Foto: AA - Arşiv
COVID – 19 pandemisinin Türkiye’de ve dünyada normal olarak algılanan bazı pratiklerin sorgulanmasına yol açtığı söylenebilir. Farklı kesimleri farklı şekillerde ve hiç de eşit olmayan bir şekilde etkileyen pandeminin, üzerine tekrardan ve daha yoğun bir şekilde düşünmemizi gerektirenlerden biri de bakım kurumları oldu.
Bakım kurumlarındaki bireylerin durumu, özellikle pandeminin Avrupa’ya sıçramasından sonra oldukça ön plandaydı. Pandeminin Türkiye’ye nispeten geç gelmesi, Türkiye’de engelli ve yaşlı bakımı sağlanan kurumlarda böyle tablolar yaşanmaması için bakım kurumları özelinde gerekli önlemleri alacak fırsatı tanımış oldu.
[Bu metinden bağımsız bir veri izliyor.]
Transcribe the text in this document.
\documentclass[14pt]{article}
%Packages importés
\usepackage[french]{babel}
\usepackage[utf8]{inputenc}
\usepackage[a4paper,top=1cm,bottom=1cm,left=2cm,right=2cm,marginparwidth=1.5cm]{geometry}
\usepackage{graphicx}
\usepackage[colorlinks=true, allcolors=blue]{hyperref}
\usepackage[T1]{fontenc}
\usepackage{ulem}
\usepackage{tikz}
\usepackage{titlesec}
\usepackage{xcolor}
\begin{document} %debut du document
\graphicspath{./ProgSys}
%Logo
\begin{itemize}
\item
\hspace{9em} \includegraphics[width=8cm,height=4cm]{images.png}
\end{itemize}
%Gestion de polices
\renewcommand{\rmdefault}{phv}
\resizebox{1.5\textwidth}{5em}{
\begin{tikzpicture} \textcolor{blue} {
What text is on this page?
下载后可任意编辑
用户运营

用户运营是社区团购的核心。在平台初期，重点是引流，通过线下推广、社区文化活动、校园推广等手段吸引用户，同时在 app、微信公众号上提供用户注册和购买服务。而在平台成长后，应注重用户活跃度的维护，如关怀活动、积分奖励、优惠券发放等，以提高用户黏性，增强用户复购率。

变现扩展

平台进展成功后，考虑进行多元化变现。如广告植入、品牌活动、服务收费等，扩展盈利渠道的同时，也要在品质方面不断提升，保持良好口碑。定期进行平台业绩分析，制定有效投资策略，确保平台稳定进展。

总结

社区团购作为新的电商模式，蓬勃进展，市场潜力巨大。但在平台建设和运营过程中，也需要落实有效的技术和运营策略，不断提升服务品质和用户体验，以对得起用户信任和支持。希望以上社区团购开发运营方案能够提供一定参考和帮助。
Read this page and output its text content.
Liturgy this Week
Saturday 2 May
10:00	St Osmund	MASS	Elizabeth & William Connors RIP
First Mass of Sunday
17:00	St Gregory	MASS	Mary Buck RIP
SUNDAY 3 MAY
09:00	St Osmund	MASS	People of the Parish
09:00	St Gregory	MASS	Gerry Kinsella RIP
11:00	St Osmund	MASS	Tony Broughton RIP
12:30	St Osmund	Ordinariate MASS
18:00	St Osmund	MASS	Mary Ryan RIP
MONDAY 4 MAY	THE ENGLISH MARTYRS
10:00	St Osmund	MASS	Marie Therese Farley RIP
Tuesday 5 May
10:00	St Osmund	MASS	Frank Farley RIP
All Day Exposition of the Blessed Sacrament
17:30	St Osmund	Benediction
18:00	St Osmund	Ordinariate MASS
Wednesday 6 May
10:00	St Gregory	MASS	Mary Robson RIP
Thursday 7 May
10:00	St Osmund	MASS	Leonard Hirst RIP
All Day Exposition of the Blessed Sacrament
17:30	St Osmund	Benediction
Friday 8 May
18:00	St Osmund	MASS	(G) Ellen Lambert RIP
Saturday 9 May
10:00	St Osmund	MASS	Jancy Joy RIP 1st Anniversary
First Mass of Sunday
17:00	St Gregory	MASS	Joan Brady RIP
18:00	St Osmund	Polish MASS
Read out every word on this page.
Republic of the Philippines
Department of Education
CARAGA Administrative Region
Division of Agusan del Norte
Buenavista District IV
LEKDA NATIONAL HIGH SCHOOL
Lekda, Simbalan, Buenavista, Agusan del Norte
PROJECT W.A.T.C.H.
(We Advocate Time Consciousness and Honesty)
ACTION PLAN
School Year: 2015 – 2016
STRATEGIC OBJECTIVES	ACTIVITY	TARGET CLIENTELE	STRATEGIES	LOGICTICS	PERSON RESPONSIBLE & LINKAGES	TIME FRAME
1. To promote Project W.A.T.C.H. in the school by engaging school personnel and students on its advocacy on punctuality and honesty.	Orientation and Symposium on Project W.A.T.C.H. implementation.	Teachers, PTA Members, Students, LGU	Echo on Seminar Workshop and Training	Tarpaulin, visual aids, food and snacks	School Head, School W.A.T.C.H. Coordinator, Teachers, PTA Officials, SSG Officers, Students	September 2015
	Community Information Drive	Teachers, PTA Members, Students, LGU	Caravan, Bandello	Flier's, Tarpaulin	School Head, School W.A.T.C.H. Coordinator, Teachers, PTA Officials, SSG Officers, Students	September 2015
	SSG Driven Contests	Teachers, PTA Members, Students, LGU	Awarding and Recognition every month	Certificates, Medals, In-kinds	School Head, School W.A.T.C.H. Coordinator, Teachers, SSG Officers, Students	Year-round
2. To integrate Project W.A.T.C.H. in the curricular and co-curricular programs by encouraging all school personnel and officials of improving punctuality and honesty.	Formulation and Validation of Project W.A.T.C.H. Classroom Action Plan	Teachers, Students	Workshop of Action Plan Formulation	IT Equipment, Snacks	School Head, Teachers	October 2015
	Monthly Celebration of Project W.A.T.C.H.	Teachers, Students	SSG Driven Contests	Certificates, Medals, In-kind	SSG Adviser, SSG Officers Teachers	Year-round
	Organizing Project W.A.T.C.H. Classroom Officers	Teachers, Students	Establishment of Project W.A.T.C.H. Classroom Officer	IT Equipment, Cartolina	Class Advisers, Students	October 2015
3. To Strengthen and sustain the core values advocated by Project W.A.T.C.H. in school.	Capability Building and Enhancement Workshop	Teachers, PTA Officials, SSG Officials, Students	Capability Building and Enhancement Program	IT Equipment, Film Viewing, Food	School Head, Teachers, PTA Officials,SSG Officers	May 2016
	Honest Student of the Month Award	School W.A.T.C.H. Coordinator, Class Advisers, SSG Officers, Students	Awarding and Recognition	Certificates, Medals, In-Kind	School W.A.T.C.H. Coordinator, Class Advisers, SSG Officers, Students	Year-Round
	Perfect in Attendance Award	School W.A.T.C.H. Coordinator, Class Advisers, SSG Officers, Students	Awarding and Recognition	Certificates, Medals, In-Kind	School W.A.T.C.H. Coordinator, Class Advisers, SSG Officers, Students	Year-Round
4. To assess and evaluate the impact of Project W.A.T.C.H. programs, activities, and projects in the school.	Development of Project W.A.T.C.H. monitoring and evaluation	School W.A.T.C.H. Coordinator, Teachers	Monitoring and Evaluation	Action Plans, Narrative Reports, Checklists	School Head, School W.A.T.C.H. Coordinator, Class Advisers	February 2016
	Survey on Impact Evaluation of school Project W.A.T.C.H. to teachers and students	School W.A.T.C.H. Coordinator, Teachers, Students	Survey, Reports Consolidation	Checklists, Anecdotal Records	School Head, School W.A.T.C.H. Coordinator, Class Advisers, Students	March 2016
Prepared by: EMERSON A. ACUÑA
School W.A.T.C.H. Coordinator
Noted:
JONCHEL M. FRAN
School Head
Aile, Çalışma ve Sosyal Hizmetler Bakanlığı Engelli ve Yaşlı Hizmetleri Genel Müdürlüğü, 7 Ocak itibarıyla bakım kurumlarındaki personele koronavirüs ile ilgili eğitimin verilmeye başlandığını, Mart ve Nisan aylarında ise kurumlarda alınacak hijyen ve koruyucu tedbirler hakkında iki bilgilendirme rehberinin gönderildiğini açıkladı.
Engelli ve Yaşlı Hizmetleri Genel Müdürlüğü tarafından duyurulan ve en güncel verilere göre, 30 Nisan itibarıyla kurum bakımı alan yaşlı ve engelliler arasında toplam 1.030 vaka bulunuyor ve 15 Mayıs itibarıyla kurumlarda koronavirüs kaynaklı vefat sayısının, toplam vefat sayısına oranının yüzde 4 olduğu biliniyor. 14 Mayıs itibarıyla toplam vefat sayısının 4007 olduğu düşünüldüğünde, kurumlarda koronavirüs kaynaklı vefat sayısının yaklaşık 160 olduğu hesaplanabilir. Alınan önlemler ve paylaşılan veriler göz önünde bulundurulduğunda, Türkiye’nin bakım kurumları anlamında Avrupa’daki kötü örneklerin uzağında olduğu söylenebilir.
Bağımsız yaşam hakkı
Her ne kadar medyada kurum bakımı kapsamında büyük çoğunlukla huzurevi vurgusu yapılıyor olsa da, kurum bakımında yer alan engelli bireyler de bulunuyor. Mart 2020 verilerine göre yaşlı bakım kurumlarında 27.472 kişi bulunuyorken engelli bakım kurumlarında 26.995 kişi var. Bakım kurumlarındaki engellilerin 7.064’ü, toplamda 256 Bakım ve Rehabilitasyon Merkezleri ile Umut Evlerinde, 19.931 engelli ise toplamda 267 özel bakım kuruluşunda yaşıyor.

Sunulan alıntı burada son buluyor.